Monday, November 24, 2008
So I have not been making a lot of work since the arrival of my baby and the beginning of a full time job. At first I just went with the flow and told myself that once I was settled in with the job and the baby, a new schedule would materialize. Well, that hasn't happened and I don't feel like it will until I make it happen and the best way for me to do that is to address the issue in the blog. I am hoping it that someone may come across this and will be able to relate. Or, it may be able to help someone else that is experiencing the same problems.
The problem of not being able to make work for whatever reason is one that plagues many artists.
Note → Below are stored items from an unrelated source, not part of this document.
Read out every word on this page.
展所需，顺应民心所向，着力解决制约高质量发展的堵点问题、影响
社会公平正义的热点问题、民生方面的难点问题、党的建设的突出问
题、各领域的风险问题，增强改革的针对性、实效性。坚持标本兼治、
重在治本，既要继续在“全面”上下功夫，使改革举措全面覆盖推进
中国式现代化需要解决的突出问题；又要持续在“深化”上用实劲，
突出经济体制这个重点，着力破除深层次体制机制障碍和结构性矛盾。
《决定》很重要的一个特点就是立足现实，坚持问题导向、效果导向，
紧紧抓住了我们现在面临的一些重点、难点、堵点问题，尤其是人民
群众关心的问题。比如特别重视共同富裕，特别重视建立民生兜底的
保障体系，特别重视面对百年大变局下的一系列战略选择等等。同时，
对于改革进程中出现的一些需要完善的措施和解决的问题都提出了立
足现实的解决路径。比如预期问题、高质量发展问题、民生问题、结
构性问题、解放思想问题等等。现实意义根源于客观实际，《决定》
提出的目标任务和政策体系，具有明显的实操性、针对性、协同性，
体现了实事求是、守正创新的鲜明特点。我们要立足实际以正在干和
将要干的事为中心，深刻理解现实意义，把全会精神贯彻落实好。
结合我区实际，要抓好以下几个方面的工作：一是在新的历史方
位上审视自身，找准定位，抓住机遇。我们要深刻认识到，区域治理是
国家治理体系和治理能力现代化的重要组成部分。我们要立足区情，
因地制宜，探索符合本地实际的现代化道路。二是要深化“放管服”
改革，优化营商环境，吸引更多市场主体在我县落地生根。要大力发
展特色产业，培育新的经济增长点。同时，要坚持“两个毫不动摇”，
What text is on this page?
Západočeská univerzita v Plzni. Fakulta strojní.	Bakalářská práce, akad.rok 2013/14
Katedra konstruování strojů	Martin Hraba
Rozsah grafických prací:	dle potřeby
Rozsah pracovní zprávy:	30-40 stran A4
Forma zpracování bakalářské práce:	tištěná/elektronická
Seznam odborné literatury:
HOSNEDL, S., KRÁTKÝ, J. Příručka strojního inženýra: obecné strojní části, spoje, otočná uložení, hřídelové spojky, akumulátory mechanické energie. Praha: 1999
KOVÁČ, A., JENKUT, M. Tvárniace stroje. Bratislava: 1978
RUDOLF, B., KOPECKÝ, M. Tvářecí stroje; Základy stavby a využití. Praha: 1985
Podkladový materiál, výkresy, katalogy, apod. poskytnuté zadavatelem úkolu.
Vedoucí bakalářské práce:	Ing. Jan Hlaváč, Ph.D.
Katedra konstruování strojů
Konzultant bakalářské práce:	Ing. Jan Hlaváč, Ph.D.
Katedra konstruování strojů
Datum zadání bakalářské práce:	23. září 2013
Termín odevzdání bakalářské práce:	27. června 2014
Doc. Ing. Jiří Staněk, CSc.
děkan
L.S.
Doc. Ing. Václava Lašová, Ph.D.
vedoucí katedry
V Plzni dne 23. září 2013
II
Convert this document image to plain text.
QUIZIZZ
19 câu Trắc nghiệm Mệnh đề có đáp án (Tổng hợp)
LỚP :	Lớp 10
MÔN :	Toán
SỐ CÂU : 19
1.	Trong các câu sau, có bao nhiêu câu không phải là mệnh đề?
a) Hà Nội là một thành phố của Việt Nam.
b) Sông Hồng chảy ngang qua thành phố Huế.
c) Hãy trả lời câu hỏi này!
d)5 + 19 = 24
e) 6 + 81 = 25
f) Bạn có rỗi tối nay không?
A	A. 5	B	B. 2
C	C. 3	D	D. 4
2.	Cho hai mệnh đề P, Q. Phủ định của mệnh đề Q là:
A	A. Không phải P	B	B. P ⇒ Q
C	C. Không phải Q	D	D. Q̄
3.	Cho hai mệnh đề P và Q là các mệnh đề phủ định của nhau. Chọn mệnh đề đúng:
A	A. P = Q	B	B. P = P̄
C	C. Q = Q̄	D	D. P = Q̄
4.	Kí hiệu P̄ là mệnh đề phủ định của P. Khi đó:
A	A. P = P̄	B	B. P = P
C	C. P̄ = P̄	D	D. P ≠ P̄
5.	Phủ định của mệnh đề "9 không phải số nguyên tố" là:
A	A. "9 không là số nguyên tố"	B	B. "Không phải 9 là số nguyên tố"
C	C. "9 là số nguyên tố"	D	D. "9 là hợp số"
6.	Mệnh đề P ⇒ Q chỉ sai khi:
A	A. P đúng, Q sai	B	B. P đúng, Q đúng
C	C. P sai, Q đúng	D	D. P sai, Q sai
I have been talking to artists who have children and have been trying to get a sense of how others tackle the task of making art and raising a family. the responses are mixed, but the one that remains constant and should be obvious is the task of doing something that keeps ones mind involved in the art. Drawing tend to be the first one that comes to mind because it can be done with anything that makes marks and on any surface that receives those marks. It is the most transportable and possibly the most immediate. But for some reason drawing is not working for me. I have been avoiding it and I am not sure why. The intent of this blog is to determine what is causing me to refuse to make the work I feel needs to be made. I think this blog is becoming a part of my work in that I have been using it as an online journal in very much the same way I write in my sketchbook. So until The work starts to flow again I will document my tribulation.